Dinner Review – addo and Alinea’s Grant Achatz collaboration

Introduction

I have a foodie friend here in Seattle who told me about a new popup restaurant named addo.  She invited us to the ‘family style seafood’ dinner in January, and it was pretty good.  A few weeks later, she told me that Alinea’s Grant Achatz was coming to do a collaboration with addo.  Apparently the addo chef Eric Rivera used to work at Alinea.  The collaboration would only be for 2 nights and 6 total seating, with each seating having capacity of about 25 people.  Sufficed it to say, demand for this was off the charts.  Luckily, my friend knows Eric and told me to become a newsletter subscriber.  She also told me when the newsletter would go out and be ready to reply back ASAP.  We wound up with a 7:00PM reservation.  We later learned that the ‘public sale’ only lasted for a few minutes and the waiting list was 500 deep.

 

Experience

We arrived at the restaurant 20 minutes early and was given a beer in a Solo cup.

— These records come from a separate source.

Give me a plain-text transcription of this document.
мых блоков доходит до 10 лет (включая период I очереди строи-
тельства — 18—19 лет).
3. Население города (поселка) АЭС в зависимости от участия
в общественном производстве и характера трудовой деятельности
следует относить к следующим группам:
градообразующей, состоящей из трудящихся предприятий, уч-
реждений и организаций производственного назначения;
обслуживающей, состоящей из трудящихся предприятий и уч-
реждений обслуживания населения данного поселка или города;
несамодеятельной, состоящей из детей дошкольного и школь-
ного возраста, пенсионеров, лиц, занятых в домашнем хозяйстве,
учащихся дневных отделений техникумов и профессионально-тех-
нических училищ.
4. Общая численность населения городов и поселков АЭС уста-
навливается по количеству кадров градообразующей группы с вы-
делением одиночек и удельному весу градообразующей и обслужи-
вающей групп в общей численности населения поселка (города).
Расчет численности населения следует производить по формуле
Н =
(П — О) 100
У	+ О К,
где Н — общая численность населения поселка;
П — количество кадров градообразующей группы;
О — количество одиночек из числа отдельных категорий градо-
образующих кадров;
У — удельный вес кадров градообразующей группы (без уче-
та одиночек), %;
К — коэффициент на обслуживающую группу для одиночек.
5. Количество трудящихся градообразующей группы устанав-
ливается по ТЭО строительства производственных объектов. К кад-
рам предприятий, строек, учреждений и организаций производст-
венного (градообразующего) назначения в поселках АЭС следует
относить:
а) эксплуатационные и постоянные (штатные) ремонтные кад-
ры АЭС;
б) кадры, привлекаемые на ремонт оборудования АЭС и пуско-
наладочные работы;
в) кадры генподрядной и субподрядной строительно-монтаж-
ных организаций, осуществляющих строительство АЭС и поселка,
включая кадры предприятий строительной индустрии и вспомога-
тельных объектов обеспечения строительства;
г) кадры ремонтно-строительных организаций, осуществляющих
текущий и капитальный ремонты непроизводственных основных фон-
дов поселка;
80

The restaurant was being cleaned up for our seating, so it took a while.  I asked my wife what percentage of the Alinea experience she thought tonight would be; we settled on 50-75% of the experience.  Once we walked in, I knew it was going to be a memorable experience.

After those 3 items, we were led outside to have a molten cider (I’m probably wrong here) and a pastry while they redecorated inside.

Once we came back in, we had this at the table:

After that, they brought out some liquid nitrogen and poured it into the bowl of oranges, which gave an intense citrus aroma to your table and next course, which I have forgotten.

After that, the lights were turned off and they brought out bowls of salt, which they lit on fire.  To add to the ambiance, they played Johnny Cash’s “Ring of Fire” while lighting the bowl.

After a while, the fire went out and they brought out some cedar (sorry, forgot what the plant is) and some duck meatballs on top.  After a while, they took the leaves out and dug into the salt to reveal a config duck leg, which was DELICIOUS.

After that, we got served a very strong but delicious drink with some sorbet on the spoon.  Then, like at Alinea, they lined the tables with like Saran Wrap and that’s when all the chefs came out to “decorate” the table.  Then they gave you a spoon to scoop up your dessert.

Conclusion

All in all, I thought the dinner was great.  I’d say it was about 2/3 to 75% of the experience you’d get at Alinea.  For the price, you couldn’t go wrong.  Hopefully he comes back again next year.  Now I’m tempted to try the 15 course tasting menu at addo.